Warsh served as a Federal Reserve governor from 2006 to 2011, where he was the Fed’s central liaison to Wall Street during the 2008 financial crisis. He helped orchestrate the Bear Stearns sale, was involved in the AIG bailout, and resigned from the board in 2011 after opposing the second round of quantitative easing. He spent the following 15 years at Stanford’s Hoover Institution and was nominated by President Trump in January 2026 to chair the Fed.
Will Warsh cut interest rates immediately?
Almost certainly not. In his Senate testimony Warsh emphasized that the Fed must restore price stability before considering rate cuts and committed to act as a “strictly independent” chair. The current federal funds rate target sits at 4.25 to 4.50 percent. Most economists expect Warsh to hold rates through the summer and potentially into the fall before any cuts, despite political pressure from the White House.
How is Warsh different from Jerome Powell?
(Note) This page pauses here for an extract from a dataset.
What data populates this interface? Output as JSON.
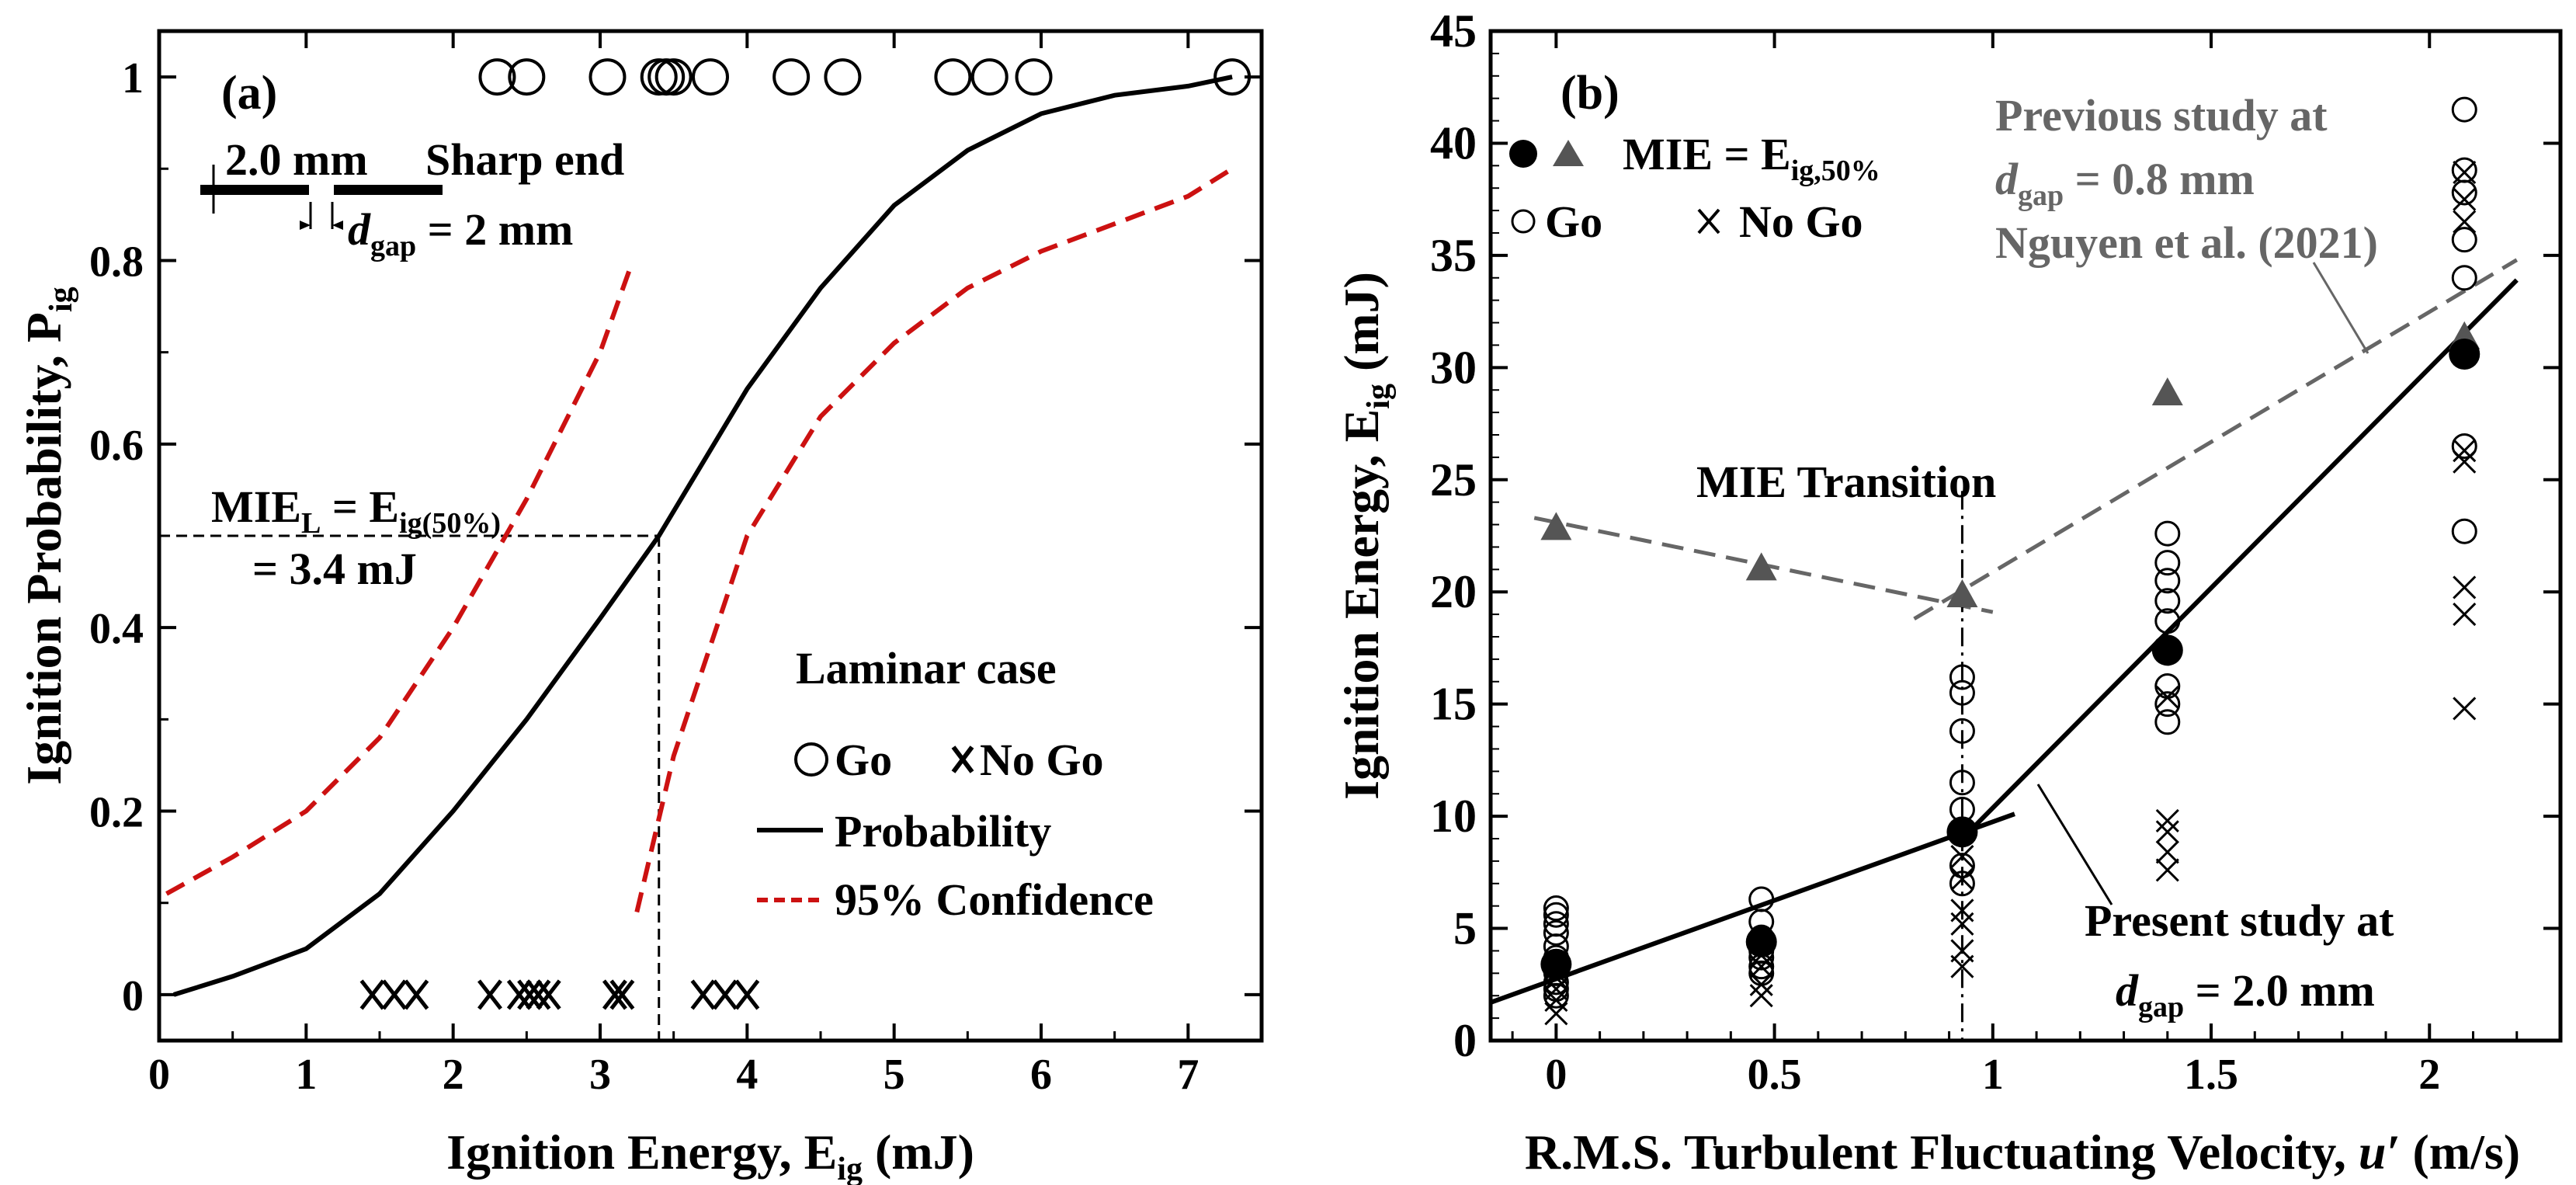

Warsh has been more critical of large-scale asset purchases, more skeptical of forward guidance, and more focused on shrinking the Fed’s balance sheet than Powell was. He has also opposed the Fed’s expansion into climate stress testing and central bank digital currency work, signaling a narrower institutional mission. Markets see Warsh as more hawkish on inflation but also more deregulatory toward banks.
What does Warsh's confirmation mean for the dollar?
A credible inflation-focused Warsh Fed should support the US dollar by anchoring real interest rates and signaling that the Fed will not yield to short-term political pressure to ease prematurely. The dollar firmed against the euro and yen following Warsh’s confirmation, and currency strategists expect modest dollar strength to persist through the summer if Warsh holds the rate line.
How long will Kevin Warsh serve as Fed chair?
The Fed chair serves a four-year term, which means Warsh’s term will run through May 2030. He will continue serving as a member of the Board of Governors after that if he chooses, since governor terms are 14 years. The next FOMC meeting under Warsh is scheduled for June 17 and 18.